Should the NHL, in considering an expansion team for Las Vegas, be haunted by the jock establishment’s traditional fear and loathing of the potential fix? Or might the really unwise aspect of setting up shop in the nation’s gaming capital be its correlation to Timbuktu—a far-away desert outpost noticeably lacking in ice hockey culture?
There is growing evidence that major sports leagues at last are accepting the reality that betting on their events not only is here to stay, but is a growing industry. And that, rather than believing they can protect the “integrity” of their games by distancing themselves from that fact, they will be better off advocating legalized gambling, to assure transparency and control.
That is: Adopting the Las Vegas model. Last November, new NBA commissioner Adam Silver took that leap with an editorial in the New York Times, voicing his belief that “sports betting should be brought out of the underground and into the sunlight where it can be appropriately monitored and regulated.”
Silver’s remarks came seven years after NBA referee Tim Donaghy was found to have bet on games he officiated, causing preliminary talk of an NBA franchise for Vegas to be muted. At the time, veteran sports journalist Frank Deford was arguing on National Public Radio that an NBA team would be ideal for Las Vegas—“a 24-hour town meets the 24-second clock”—because Vegas’ above-board operation is “the very vaccination against sports fixing.” Vegas, he noted, “goes on the alert and advises the authorities” whenever some evil genius attempts to fudge the system.
About the time Silver made his (shocking!) proposal came the early rumblings of Las Vegas’ interest in an NHL team. Naturally, Sin City-related wisecracks immediately surfaced, including Jimmy Fallon’s “pro-con” shtick on the Tonight Show.
“Pro: Buying a souvenir jersey. Con: Because you lost your shirt at the casino.”
“Pro: Watching a bunch of men with missing teeth trying to score. Con: Then leaving the strip club to catch a hockey game.”
This week, NHL commissioner Gary Bettman, during his league’s board of governments meeting (in Las Vegas, by the way) confirmed that Vegas was among the cities whose bids for an expansion team will be entertained. Espn.com wasted no time in posting some sly suggestions for possible what-happens-in-Vegas-themed nicknames and logos: The Bones (with a skull between hockey sticks and dice); The Flamingos; The Outlaws; The Rat Pack; The Dealers; Sin….
…And “The Las Vegas Nordiques.” Because, it was pointed out, “Once we all realize what a stupid idea hockey in Vegas is, the NHL can move the team to Quebec City in five years—after attendance has dropped to 3,000 a game—without having to change its name.”

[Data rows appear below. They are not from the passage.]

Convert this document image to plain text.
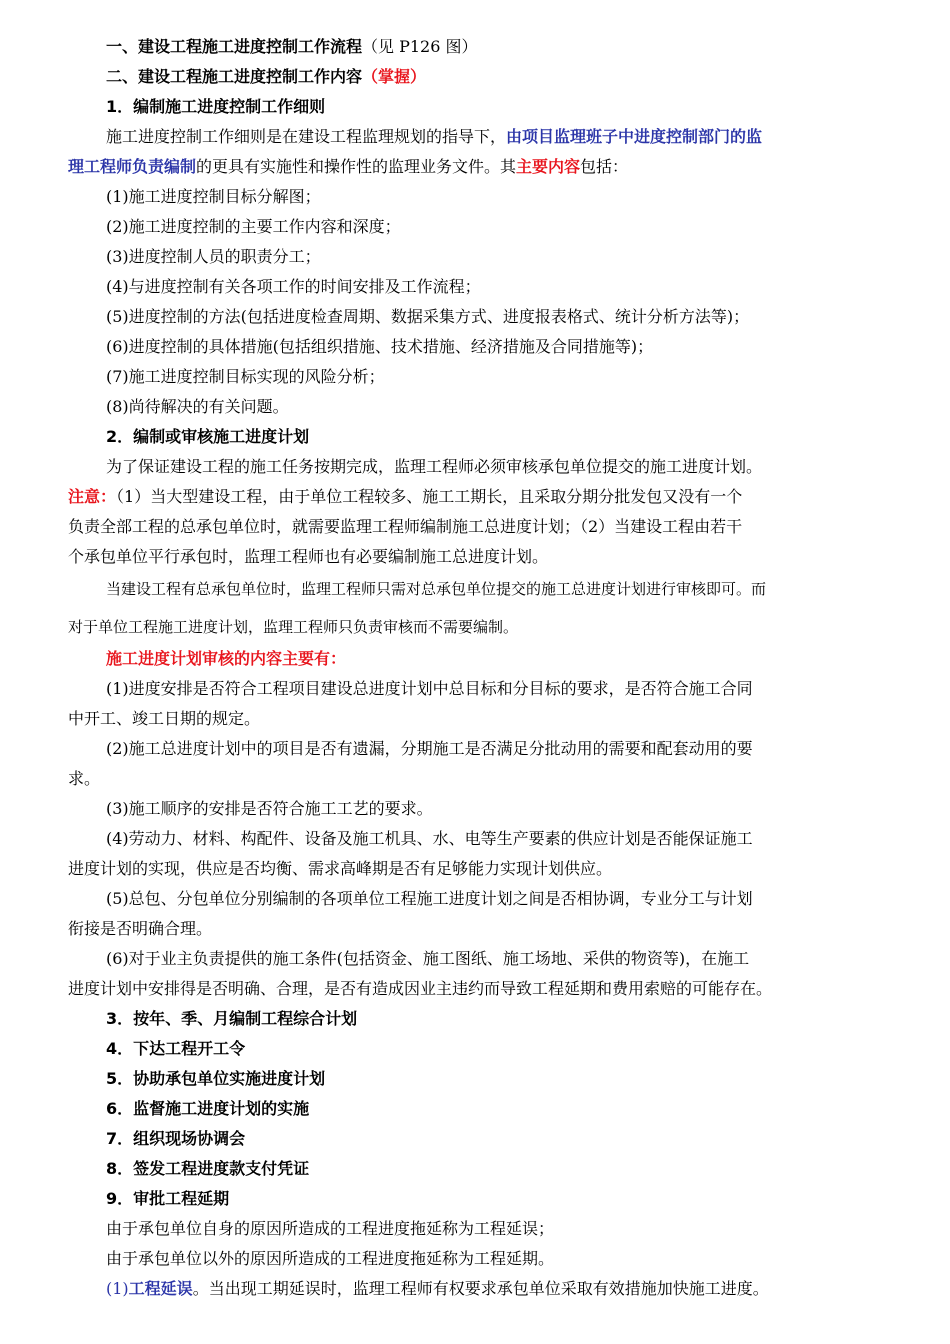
一、建设工程施工进度控制工作流程（见 P126 图）
二、建设工程施工进度控制工作内容（掌握）
1．编制施工进度控制工作细则
施工进度控制工作细则是在建设工程监理规划的指导下，由项目监理班子中进度控制部门的监
理工程师负责编制的更具有实施性和操作性的监理业务文件。其主要内容包括：
(1)施工进度控制目标分解图；
(2)施工进度控制的主要工作内容和深度；
(3)进度控制人员的职责分工；
(4)与进度控制有关各项工作的时间安排及工作流程；
(5)进度控制的方法(包括进度检查周期、数据采集方式、进度报表格式、统计分析方法等)；
(6)进度控制的具体措施(包括组织措施、技术措施、经济措施及合同措施等)；
(7)施工进度控制目标实现的风险分析；
(8)尚待解决的有关问题。
2．编制或审核施工进度计划
为了保证建设工程的施工任务按期完成，监理工程师必须审核承包单位提交的施工进度计划。
注意：（1）当大型建设工程，由于单位工程较多、施工工期长，且采取分期分批发包又没有一个
负责全部工程的总承包单位时，就需要监理工程师编制施工总进度计划；（2）当建设工程由若干
个承包单位平行承包时，监理工程师也有必要编制施工总进度计划。
当建设工程有总承包单位时，监理工程师只需对总承包单位提交的施工总进度计划进行审核即可。而
对于单位工程施工进度计划，监理工程师只负责审核而不需要编制。
施工进度计划审核的内容主要有：
(1)进度安排是否符合工程项目建设总进度计划中总目标和分目标的要求，是否符合施工合同
中开工、竣工日期的规定。
(2)施工总进度计划中的项目是否有遗漏，分期施工是否满足分批动用的需要和配套动用的要
求。
(3)施工顺序的安排是否符合施工工艺的要求。
(4)劳动力、材料、构配件、设备及施工机具、水、电等生产要素的供应计划是否能保证施工
进度计划的实现，供应是否均衡、需求高峰期是否有足够能力实现计划供应。
(5)总包、分包单位分别编制的各项单位工程施工进度计划之间是否相协调，专业分工与计划
衔接是否明确合理。
(6)对于业主负责提供的施工条件(包括资金、施工图纸、施工场地、采供的物资等)，在施工
进度计划中安排得是否明确、合理，是否有造成因业主违约而导致工程延期和费用索赔的可能存在。
3．按年、季、月编制工程综合计划
4．下达工程开工令
5．协助承包单位实施进度计划
6．监督施工进度计划的实施
7．组织现场协调会
8．签发工程进度款支付凭证
9．审批工程延期
由于承包单位自身的原因所造成的工程进度拖延称为工程延误；
由于承包单位以外的原因所造成的工程进度拖延称为工程延期。
(1)工程延误。当出现工期延误时，监理工程师有权要求承包单位采取有效措施加快施工进度。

A recent analysis by the FiveThirtyEight web site likewise questioned the wisdom of the NHL’s venturing into south Nevada, given that the league’s seven Canadian-based franchises are home to roughly as many hockey fans as the 23 U.S. teams. FiveThirtyEight’s research found that the “six current NHL markets with the fewest number of hockey fans” are warm-weather Nashville, Miami, Raleigh, Phoenix and Tampa, as well as Columbus; that Vegas’ estimated number of NHL fans is roughly a third the number in Tampa (and less than a fifth the total in Quebec City); and quoted Forbes in reporting that those franchises lost a collective $51 million in the 2013-14 season.
Vegas’ minor-league hockey team, which drew fewer spectators than its mid-level ECHL average of 4,500 per game, was disbanded this year, a symbolic sending of the city to hockey’s sin bin, even as an NHL-regulation arena is being built near the gaudy, touristy Strip. The chances of tuning a fan base into game-attending routines appear further hindered by the city’s irregular working hours and Vegas enterprises that operate without windows or clocks.
In sizing up its odds, then, NHL pooh-bahs might want to think about the location-location-location mantra of the real estate business. And recall how Canadian Jack Kent Cooke was talked into placing an NHL expansion team in Los Angeles in 1967 because, he was told, there were some 300,000 Canadian expats living in the region—only to be faced with lousy attendance.
“Now I know why they left Canada,” Cooke said. “They hate hockey.”
Climate change toward frozen ponds in Vegas doesn’t sound like a good bet, either.